Home News Local news Election Officials Test V.I. Voting Machines

Election Officials Test V.I. Voting Machines


Oct. 29, 2006 — Voting machines in the territory were tested Saturday in preparation for the Nov. 7 general election. According to V.I. law, the machines must be tested 10 days prior to elections.
"We are ready for any problems that may occur," said Rupert Ross Jr., Board of Elections chairman. Officials also tested the tabulating equipment used to store and record votes.
On Election Day, the territory will utilize 182 voting machines, 92 on St. Croix and 90 on St Thomas-St. John. Each island has one backup machine. The number of backup machines should not worry the territory's 53,000 registered voters, Ross said, because the machines have the capability to handle all the votes cast.
"The machine exceeds the capacity of the number of votes that can be cast," he said. "One machine can accommodate 9999 votes."
Patrick Phillips, owner of P and P Consultants, said all the machines have been tested to make sure they are operating correctly.
"We make sure all the buttons are functioning properly, and then we seal the machines," Phillips said. After the machines get certified, they are sealed with a series of plastic locks. Phillips pointed to the back of the machine, showing where a series of numbered plastic seals — some white, some blue — are attached after the inspection is complete.

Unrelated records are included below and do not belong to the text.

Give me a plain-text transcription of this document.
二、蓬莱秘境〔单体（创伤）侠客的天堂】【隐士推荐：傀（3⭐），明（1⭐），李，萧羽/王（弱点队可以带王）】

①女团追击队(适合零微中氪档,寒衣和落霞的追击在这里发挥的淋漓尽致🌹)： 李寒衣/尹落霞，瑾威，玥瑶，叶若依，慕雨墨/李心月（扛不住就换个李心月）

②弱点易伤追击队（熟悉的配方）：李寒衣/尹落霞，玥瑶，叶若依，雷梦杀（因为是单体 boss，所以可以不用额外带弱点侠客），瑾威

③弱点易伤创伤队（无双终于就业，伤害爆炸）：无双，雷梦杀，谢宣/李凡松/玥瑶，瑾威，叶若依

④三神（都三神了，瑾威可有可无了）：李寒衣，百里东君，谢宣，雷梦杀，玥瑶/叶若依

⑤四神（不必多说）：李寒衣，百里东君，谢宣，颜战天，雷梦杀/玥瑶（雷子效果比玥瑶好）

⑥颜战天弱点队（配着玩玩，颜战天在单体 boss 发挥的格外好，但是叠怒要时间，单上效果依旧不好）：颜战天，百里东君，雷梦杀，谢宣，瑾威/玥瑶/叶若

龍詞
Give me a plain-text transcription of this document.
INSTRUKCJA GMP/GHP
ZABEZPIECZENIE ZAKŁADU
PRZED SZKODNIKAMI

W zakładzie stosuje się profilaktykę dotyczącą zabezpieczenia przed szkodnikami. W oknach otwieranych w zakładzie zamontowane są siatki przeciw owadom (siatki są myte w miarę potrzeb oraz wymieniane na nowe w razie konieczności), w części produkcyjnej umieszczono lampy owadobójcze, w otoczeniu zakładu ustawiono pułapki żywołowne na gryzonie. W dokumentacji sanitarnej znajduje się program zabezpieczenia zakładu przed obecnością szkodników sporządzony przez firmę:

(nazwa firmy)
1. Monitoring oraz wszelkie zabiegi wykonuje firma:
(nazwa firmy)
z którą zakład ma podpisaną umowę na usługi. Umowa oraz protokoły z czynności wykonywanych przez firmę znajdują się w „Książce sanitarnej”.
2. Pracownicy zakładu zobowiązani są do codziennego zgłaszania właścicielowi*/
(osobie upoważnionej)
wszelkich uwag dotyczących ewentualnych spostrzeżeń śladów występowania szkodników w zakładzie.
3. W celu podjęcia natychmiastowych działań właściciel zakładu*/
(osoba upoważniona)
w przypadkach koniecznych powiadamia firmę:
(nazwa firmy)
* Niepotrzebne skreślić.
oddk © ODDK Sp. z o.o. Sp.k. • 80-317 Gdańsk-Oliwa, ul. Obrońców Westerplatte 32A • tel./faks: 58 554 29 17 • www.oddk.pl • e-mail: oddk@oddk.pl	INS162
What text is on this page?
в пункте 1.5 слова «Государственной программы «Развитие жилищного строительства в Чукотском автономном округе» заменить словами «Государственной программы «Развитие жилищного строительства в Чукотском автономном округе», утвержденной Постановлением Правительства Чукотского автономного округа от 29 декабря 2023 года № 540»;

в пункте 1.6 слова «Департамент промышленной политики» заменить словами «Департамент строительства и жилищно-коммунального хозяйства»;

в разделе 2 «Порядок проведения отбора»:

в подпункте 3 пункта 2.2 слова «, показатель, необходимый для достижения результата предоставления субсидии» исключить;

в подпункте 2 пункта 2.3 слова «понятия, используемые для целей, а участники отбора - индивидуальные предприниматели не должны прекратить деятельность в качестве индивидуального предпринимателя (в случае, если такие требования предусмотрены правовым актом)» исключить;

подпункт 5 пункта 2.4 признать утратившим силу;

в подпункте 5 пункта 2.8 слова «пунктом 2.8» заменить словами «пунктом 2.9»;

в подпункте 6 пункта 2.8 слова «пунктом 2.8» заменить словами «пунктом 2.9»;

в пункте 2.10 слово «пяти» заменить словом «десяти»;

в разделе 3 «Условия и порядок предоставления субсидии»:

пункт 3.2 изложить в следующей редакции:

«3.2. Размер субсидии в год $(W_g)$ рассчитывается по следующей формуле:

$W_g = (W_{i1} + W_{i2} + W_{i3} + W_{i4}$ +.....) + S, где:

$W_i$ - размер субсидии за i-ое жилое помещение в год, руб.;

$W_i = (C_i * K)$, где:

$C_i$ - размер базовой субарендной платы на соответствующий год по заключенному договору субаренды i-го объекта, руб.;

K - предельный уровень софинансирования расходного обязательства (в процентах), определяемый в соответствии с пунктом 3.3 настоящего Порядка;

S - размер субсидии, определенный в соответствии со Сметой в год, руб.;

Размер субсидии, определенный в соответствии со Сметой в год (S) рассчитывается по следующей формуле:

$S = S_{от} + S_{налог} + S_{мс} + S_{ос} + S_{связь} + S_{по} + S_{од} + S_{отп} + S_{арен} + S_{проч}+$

Seals are broken by election officials when the machine is opened at the polls, when the machine's back door is opened, when the polls open, when the polls close and when the cartridges are removed.
"If the seal is broken before its time, a technician has to be called," he said.
Phillips also explained the cartridges that record the votes. The cartridges are assigned to a specific machine, and if one is inserted in the wrong machine, it will give an error code. Before the cartridge is installed, Ross added, the board certifies that there are no votes in the cartridge and it is ready to accept votes.
In the case of a power outage, the machines come equipped with a 12-hour backup battery that kicks in as soon as the power goes off. "WAPA can't stop this show," Ross quipped.
The machines presently used were bought in the late 1980s and have been retrofitted three times. They were retrofitted recently to accommodate the visually impaired, Ross said. In past elections, they had to have assistance when voting. With the new equipment, he said, the visually impaired can cast their votes in private and independently by using a specialized hand-held remote control and headphones.
"Using the headphones, a ballot would be read to them in Spanish or English," Phillips explained. The automated system takes the voter through the process, even allowing voters to go back and change their votes if they made a mistake. The automated system even allows a voter to cast a write-in vote by selecting letters that spell the candidates' name, he said.
"We anticipate a successful election," Phillips said.
Polls will be open from 7 a.m. until 7 p.m. for the Nov. 7 general election.